Brody’s addition to Team Sutter breaks an internal deadlock with Team Staal, which boasts two players in brothers Eric and Jared.
“Once we got two Staals, I guess they figured we needed three Sutters,” said a chuckling Brandon Sutter.
While Brandon Sutter and Eric Staal are clearly established in core leadership roles in the current Hurricanes team, their still-developing relatives are still working towards that goal. In the case of the Sutters, a scenario in which the similarly-named trio play on the same team could cause some significant headaches.
“It would be a nightmare for Chuck Kaiton,” said Brandon.
“I’m not sure what they’d do with the nameplates,” said Brody.
The Canes’ addition of Brody, who was in town to attend the teams’ conditioning camp this week, came as something of a surprise to the Sutter family. Brody, 19, was one round away from making it through his second year of draft eligibility with no takers. He did attend the Buffalo Sabres’ development camp and the Florida Panthers’ main training camp last summer, but neither team offered him a contract.
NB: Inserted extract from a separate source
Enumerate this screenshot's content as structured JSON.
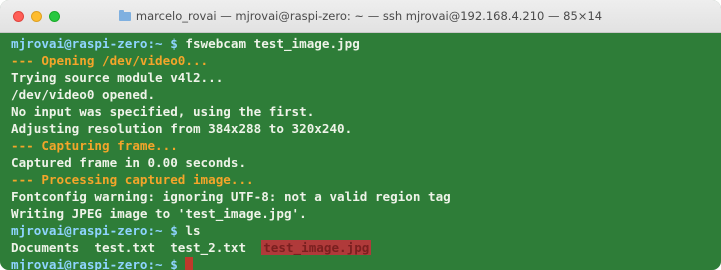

That made his eventual selection even sweeter, particularly when his family discovered his new destination.
“I was really excited,” said Brody. “(Brandon, Brett and I) grew up playing street hockey together in the summer and would all pretend to be on the same line.”
“It was pretty funny,” said Brandon. “After the draft my mom called and asked me if I had heard about Brody. I was excited and asking where he went, and when she told me Carolina I just started laughing.”
At 6-foot-4 and 190 pounds, Brody is the most imposing physical presence of the three cousins. That alone was probably enough for teams to give him a look last season, but his greatly increased scoring totals – he notched 42 points (18g, 24a) in 46 games for the Western Hockey League’s Lethbridge Hurricanes last season, up from 14 points in 72 contests the season prior – indicate he has skills to match his size.
“Because I had a good year and I’m a big guy, I thought someone might want to take a chance on me,” said Brody of his expectations going into this year’s draft. “Last year I got an opportunity to play an offensive role with good players instead of being slapped on the third line, so that helped.
“I don’t think it’s bad that I got picked up in the second year, because I ended up in a better situation.”
Brody Sutter will continue to develop in Lethbridge next season, meaning that the three cousins will likely start on different teams once again. Brett, a 24-year-old restricted free agent, is expected to sign another two-way deal with the Hurricanes this summer that will likely see him begin the year with the American Hockey League’s Charlotte Checkers.
However, with some hard work and a little luck, the three could eventually be reunited, much as they were as kids growing up in Alberta.
“Hopefully we get to the point where we can all play together,” said Brandon. “For now, we’ll wait for that to happen and worry about the nicknames later.”